The issue really isn't about Obstetrics. In all my years in healthcare finance, there were always services that didn't make money...but you had to have them to be a hospital to your community. Think about it. An OB patient is in the hospital a VERY short time....but tremendous resources have to be assembled just in case that delivery doesn't go smoothly. It's okay. Sometimes it's worth it. Otherwise, you don't have OB and, maybe, young families will decide not to stay. Then, the community loses its future leaders. One of the bigger issues, from my experience, is the specialty coverage mentioned briefly in the article. You can't have doctors on call all the time...and that's a reality in small communities.
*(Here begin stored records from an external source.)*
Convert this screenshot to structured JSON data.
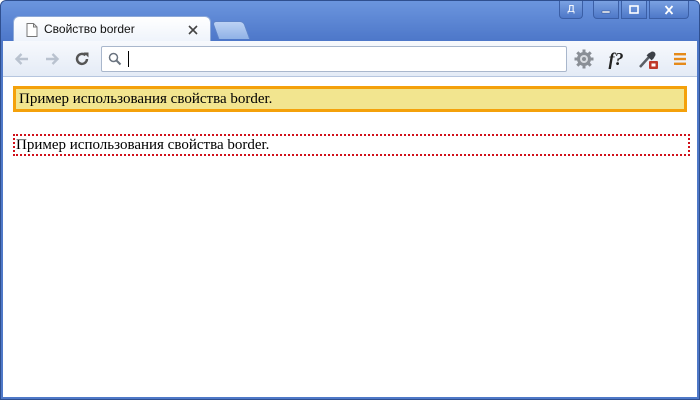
{
  "window": {
    "user_badge": "Д"
  },
  "tab": {
    "title": "Свойство border"
  },
  "omnibox": {
    "value": ""
  },
  "page": {
    "paragraph1": "Пример использования свойства border.",
    "paragraph2": "Пример использования свойства border."
  },
  "colors": {
    "titlebar": "#5682d2",
    "p1_border": "#f4a10b",
    "p1_background": "#f2e58f",
    "p2_border": "#d0101a"
  },
  "icons": {
    "tab": "page-icon",
    "close": "close-icon",
    "back": "back-arrow-icon",
    "forward": "forward-arrow-icon",
    "reload": "reload-icon",
    "search": "search-icon",
    "settings": "gear-icon",
    "formula": "formula-icon",
    "eyedropper": "eyedropper-icon",
    "menu": "menu-icon"
  }
}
Also, Munson (and other health systems with rural hospitals) have to decide what they really want from the relationship. Is it okay for the hospital (or any rural hospital, in the case of other large health systems) to close someday because patients will somehow find their way to Traverse City and improve the financial health of Munson's hospital there? Do they have to stand completely on their own, finanically? Or, does Munson invest in the greater Manistee community as a means to build better healthcare throughout the region and, therefore, a region of Michigan where people will want to live? How much can the people of Traverse City (who own Munson) and the businesses there, in effect, afford to help the people of Manistee? Should they? And, if not, why is Manistee part of the Munson family at all? What did everyone, on both sides, expect? My advice would be, don't resolve the one issue about OB (which is pretty easy to resolve, in my opinion) without having very candid discussions about the larger underlying issues. Because it will be those larger underlying issues that will impact the health and economic viability of the region in the years ahead. You all live in one of the most beautiful places in the world. The outcome of the debate is worth every bit of the discomfort it will cause.